New technology in schools promise students true 21st century education
Things are very different in today’s school system. Instead of going into a reading corner with their favorite Magic School Bus book, some students are being sent to the corner with their iPads. Everything is being “upgraded” as schools are making a leap from textbooks to electronic reading on iPads and other pieces of technology. With this change, people are starting to wonder if this technology that has many different capabilities is just being used for education.
A few weeks ago, at Theodore Roosevelt High School in Los Angeles, iPads were distributed to all students in the hope that students would be able to use it for homework, classwork and reading. Within a week of this distribution, students had found a way to hack into the system and gain access to previously blocked apps such as Facebook, Twitter and Pandora.
Computer science junior Daniel Gonzalez feels the school should have taken greater initiative to keep this from happening.
“The purpose is to make education a lot easier, but they will take advantage of it and actually do other things besides schoolwork,” Gonzalez said. “(The iPads) should be controlled and monitored by only letting students use them inside the school premises and not letting the students take them home.”
Interestingly enough, that is exactly what the school had to do.
According to the Los Angeles Times, “following news that students at a Los Angeles high school had hacked district-issued iPads and were using them for personal use, district officials have halted home use of the Apple tablets until further notice.”
The controversy of this matter is one of priority and maturity. There is no set determinant of what age students would not try to access social media and games instead of schoolwork — students are seen on social media and other outlets even in college classrooms, after all.
“I don’t know if high school or middle school students are the best for technology, because they aren’t really mature to the point where they can just strictly do their work,” said biochemistry sophomore Monique Morris.
“I don’t think they’ll be able to just do (their work) without teacher supervision or having something on the technological device that makes it impossible for them to get on something that will distract them,” she said.
When people of our generation were children in school, we were assigned coloring projects, and before long, the side of our hand would be covered in splashes of multiple colors.
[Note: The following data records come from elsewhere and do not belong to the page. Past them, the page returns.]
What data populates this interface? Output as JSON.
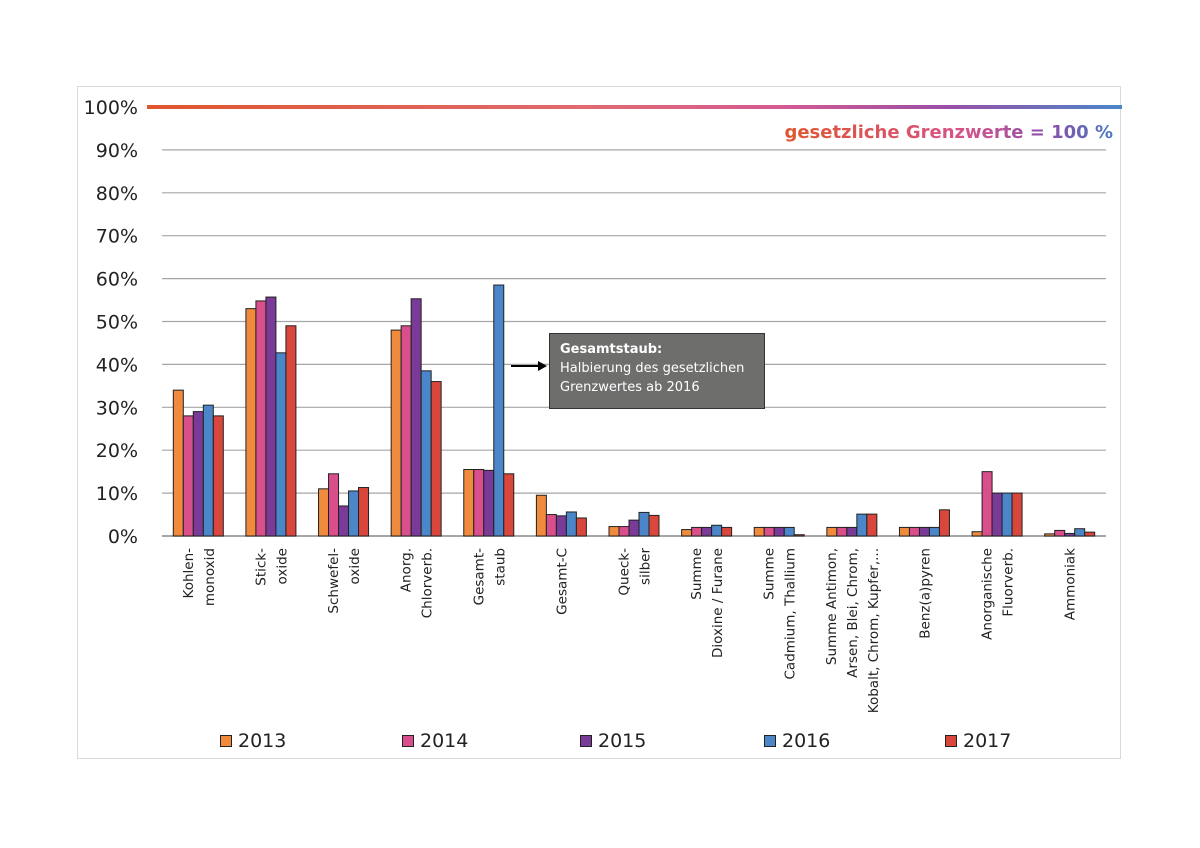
{
  "chart_data": {
    "type": "bar",
    "title": "",
    "xlabel": "",
    "ylabel": "",
    "ylim": [
      0,
      100
    ],
    "y_tick_labels": [
      "0%",
      "10%",
      "20%",
      "30%",
      "40%",
      "50%",
      "60%",
      "70%",
      "80%",
      "90%",
      "100%"
    ],
    "grid": true,
    "legend_position": "bottom",
    "categories": [
      [
        "Kohlen-",
        "monoxid"
      ],
      [
        "Stick-",
        "oxide"
      ],
      [
        "Schwefel-",
        "oxide"
      ],
      [
        "Anorg.",
        "Chlorverb."
      ],
      [
        "Gesamt-",
        "staub"
      ],
      [
        "Gesamt-C"
      ],
      [
        "Queck-",
        "silber"
      ],
      [
        "Summe",
        "Dioxine / Furane"
      ],
      [
        "Summe",
        "Cadmium, Thallium"
      ],
      [
        "Summe Antimon,",
        "Arsen, Blei, Chrom,",
        "Kobalt, Chrom, Kupfer,..."
      ],
      [
        "Benz(a)pyren"
      ],
      [
        "Anorganische",
        "Fluorverb."
      ],
      [
        "Ammoniak"
      ]
    ],
    "series": [
      {
        "name": "2013",
        "color": "#f08a3c",
        "values": [
          34,
          53,
          11,
          48,
          15.5,
          9.5,
          2.2,
          1.5,
          2,
          2,
          2,
          1,
          0.5
        ]
      },
      {
        "name": "2014",
        "color": "#d94f8c",
        "values": [
          28,
          54.8,
          14.5,
          49,
          15.5,
          5,
          2.2,
          2,
          2,
          2,
          2,
          15,
          1.3
        ]
      },
      {
        "name": "2015",
        "color": "#7a3a98",
        "values": [
          29,
          55.7,
          7,
          55.3,
          15.3,
          4.7,
          3.7,
          2,
          2,
          2,
          2,
          10,
          0.6
        ]
      },
      {
        "name": "2016",
        "color": "#4a86c8",
        "values": [
          30.5,
          42.7,
          10.5,
          38.5,
          58.5,
          5.6,
          5.5,
          2.5,
          2,
          5.1,
          2,
          10,
          1.7
        ]
      },
      {
        "name": "2017",
        "color": "#d9463c",
        "values": [
          28,
          49,
          11.3,
          36,
          14.5,
          4.2,
          4.8,
          2,
          0.3,
          5.1,
          6.1,
          10,
          0.9
        ]
      }
    ],
    "annotations": {
      "limit_label": "gesetzliche Grenzwerte = 100 %",
      "box_title": "Gesamtstaub:",
      "box_text": [
        "Halbierung des gesetzlichen",
        "Grenzwertes ab 2016"
      ]
    }
  }
}
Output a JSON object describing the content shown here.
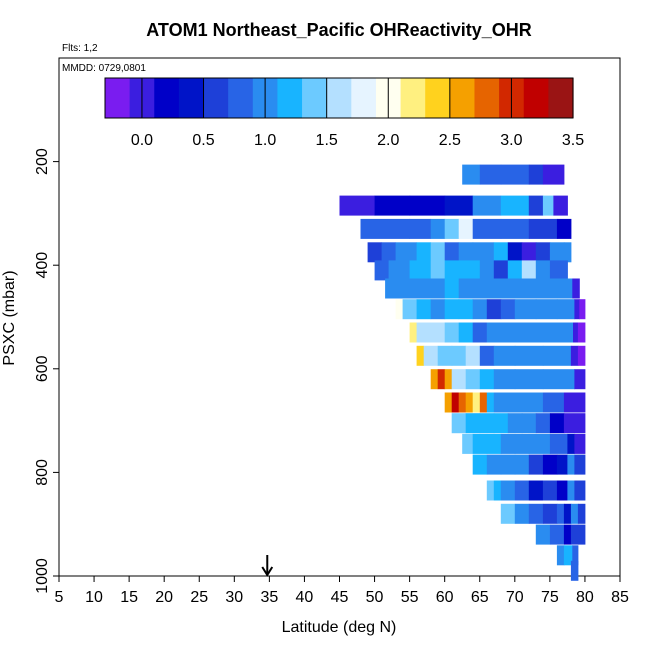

These messes came from the fact that we did all our work by hand. We learned that if you pressed the crayon to the paper with force, the result would be a more solid, waxy color; we learned that if glue dried on your hand, you were able to peel it off like it was a second skin. These are things that kids in today’s school system are eventually not going get the chance to learn.
Everything is moving toward a technological future, but, personally, I’d like to remain in the past a little while longer.